State Apology for laws against homosexual acts

Victorian Premier Daniel Andrews delivered a historic apology for gay convictions in parliament.

Premier Daniel Andrews apologised to those convicted under unjust laws that criminalised homosexual acts on Tuesday 24 May 2016.

The formal state apology was given in Parliament at 2pm.

The rainbow flag was flown on the top of Parliament House in recognition of the apology.

Rainbow flag over Parliament House

‘I move that this house apologise for laws that criminalised homosexuality in this state; laws which validated hateful views, ruined people's lives and forced generations of Victorians to suffer in fear, silence and isolation,’ the Premier said at the special sitting attended by members of the Legislative Assembly and Legislative Council.
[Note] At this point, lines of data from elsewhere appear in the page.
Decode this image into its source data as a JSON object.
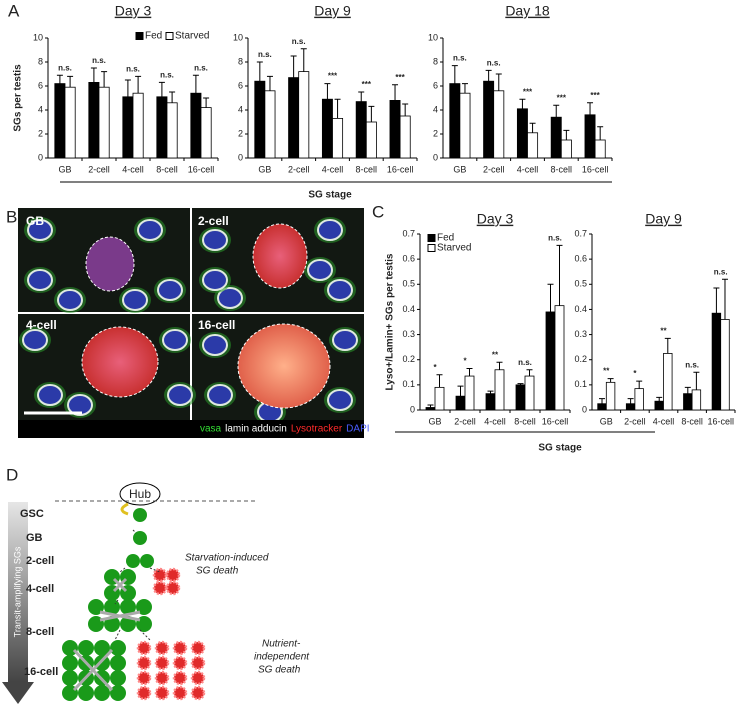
{
  "panel_labels": [
    "A",
    "B",
    "C",
    "D"
  ],
  "panel_a_xlabel": "SG stage",
  "panel_c_xlabel": "SG stage",
  "chart_data": [
    {
      "type": "bar",
      "title": "Day 3",
      "ylabel": "SGs per testis",
      "legend": "top-right",
      "categories": [
        "GB",
        "2-cell",
        "4-cell",
        "8-cell",
        "16-cell"
      ],
      "series": [
        {
          "name": "Fed",
          "color": "#000000",
          "values": [
            6.2,
            6.3,
            5.1,
            5.1,
            5.4
          ],
          "errors": [
            0.7,
            1.2,
            1.4,
            1.2,
            1.5
          ]
        },
        {
          "name": "Starved",
          "color": "#ffffff",
          "values": [
            5.9,
            5.9,
            5.4,
            4.6,
            4.2
          ],
          "errors": [
            0.9,
            1.3,
            1.4,
            0.9,
            0.8
          ]
        }
      ],
      "annotations": [
        "n.s.",
        "n.s.",
        "n.s.",
        "n.s.",
        "n.s."
      ],
      "ylim": [
        0,
        10
      ],
      "yticks": [
        0,
        2,
        4,
        6,
        8,
        10
      ]
    },
    {
      "type": "bar",
      "title": "Day 9",
      "categories": [
        "GB",
        "2-cell",
        "4-cell",
        "8-cell",
        "16-cell"
      ],
      "series": [
        {
          "color": "#000000",
          "values": [
            6.4,
            6.7,
            4.9,
            4.7,
            4.8
          ],
          "errors": [
            1.6,
            1.8,
            1.3,
            0.8,
            1.3
          ]
        },
        {
          "color": "#ffffff",
          "values": [
            5.6,
            7.2,
            3.3,
            3.0,
            3.5
          ],
          "errors": [
            1.2,
            1.9,
            1.6,
            1.3,
            1.0
          ]
        }
      ],
      "annotations": [
        "n.s.",
        "n.s.",
        "***",
        "***",
        "***"
      ],
      "ylim": [
        0,
        10
      ],
      "yticks": [
        0,
        2,
        4,
        6,
        8,
        10
      ]
    },
    {
      "type": "bar",
      "title": "Day 18",
      "categories": [
        "GB",
        "2-cell",
        "4-cell",
        "8-cell",
        "16-cell"
      ],
      "series": [
        {
          "color": "#000000",
          "values": [
            6.2,
            6.4,
            4.1,
            3.4,
            3.6
          ],
          "errors": [
            1.5,
            0.9,
            0.8,
            1.0,
            1.0
          ]
        },
        {
          "color": "#ffffff",
          "values": [
            5.4,
            5.6,
            2.1,
            1.5,
            1.5
          ],
          "errors": [
            0.8,
            1.4,
            0.8,
            0.8,
            1.1
          ]
        }
      ],
      "annotations": [
        "n.s.",
        "n.s.",
        "***",
        "***",
        "***"
      ],
      "ylim": [
        0,
        10
      ],
      "yticks": [
        0,
        2,
        4,
        6,
        8,
        10
      ]
    },
    {
      "type": "bar",
      "title": "Day 3",
      "ylabel": "Lyso+/Lamin+ SGs per testis",
      "legend": "top-left",
      "categories": [
        "GB",
        "2-cell",
        "4-cell",
        "8-cell",
        "16-cell"
      ],
      "series": [
        {
          "name": "Fed",
          "color": "#000000",
          "values": [
            0.01,
            0.055,
            0.065,
            0.1,
            0.39
          ],
          "errors": [
            0.01,
            0.04,
            0.01,
            0.005,
            0.11
          ]
        },
        {
          "name": "Starved",
          "color": "#ffffff",
          "values": [
            0.09,
            0.135,
            0.16,
            0.135,
            0.415
          ],
          "errors": [
            0.05,
            0.03,
            0.03,
            0.025,
            0.24
          ]
        }
      ],
      "annotations": [
        "*",
        "*",
        "**",
        "n.s.",
        "n.s."
      ],
      "ylim": [
        0,
        0.7
      ],
      "yticks": [
        0,
        0.1,
        0.2,
        0.3,
        0.4,
        0.5,
        0.6,
        0.7
      ]
    },
    {
      "type": "bar",
      "title": "Day 9",
      "categories": [
        "GB",
        "2-cell",
        "4-cell",
        "8-cell",
        "16-cell"
      ],
      "series": [
        {
          "color": "#000000",
          "values": [
            0.025,
            0.025,
            0.035,
            0.065,
            0.385
          ],
          "errors": [
            0.02,
            0.02,
            0.015,
            0.025,
            0.1
          ]
        },
        {
          "color": "#ffffff",
          "values": [
            0.11,
            0.085,
            0.225,
            0.08,
            0.36
          ],
          "errors": [
            0.015,
            0.03,
            0.06,
            0.07,
            0.16
          ]
        }
      ],
      "annotations": [
        "**",
        "*",
        "**",
        "n.s.",
        "n.s."
      ],
      "ylim": [
        0,
        0.7
      ],
      "yticks": [
        0,
        0.1,
        0.2,
        0.3,
        0.4,
        0.5,
        0.6,
        0.7
      ]
    }
  ],
  "micrograph": {
    "tiles": [
      "GB",
      "2-cell",
      "4-cell",
      "16-cell"
    ],
    "stains": [
      {
        "text": "vasa",
        "color": "#33dd33"
      },
      {
        "text": "lamin adducin",
        "color": "#ffffff"
      },
      {
        "text": "Lysotracker",
        "color": "#ff2a2a"
      },
      {
        "text": "DAPI",
        "color": "#4a5cff"
      }
    ]
  },
  "diagram": {
    "hub": "Hub",
    "stages": [
      "GSC",
      "GB",
      "2-cell",
      "4-cell",
      "8-cell",
      "16-cell"
    ],
    "axis_label": "Transit-amplifying SGs",
    "starvation_note": [
      "Starvation-induced",
      "SG death"
    ],
    "nutrient_note": [
      "Nutrient-",
      "independent",
      "SG death"
    ]
  }
}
These laws did not just punish homosexual acts, they punished homosexual thought. They had no place in a liberal democracy. They have no place anywhere. The Victorian Parliament and the Victorian Government were at fault. For this we are sorry.

The Hon Daniel Andrews MP

The Premier said to his knowledge no jurisdiction in the world has ever offered a full and formal apology for laws like these.

‘So please let these words rest forever in our records. On behalf of the Parliament, the Government and the people of Victoria, for the laws we passed and the lives we ruined, and the standards we set, we are so sorry; humbly, deeply sorry,’ the Premier said.

Opposition Leader Matthew Guy and other members supported the motion. Mr Guy said it was a shameful, sad and distressing chapter in Victoria's history.

‘After decriminalising homosexuality in 1980, after expunging criminal convictions related to homosexuality in 2014, we now as a Parliament apologise to the victims of policies of intolerance, repression that resulted in outcasting, depression and sadly even suicide,’ Mr Guy said.

The Opposition Leader said the apology was long overdue.

‘It is about time and it is right,’ Mr Guy said.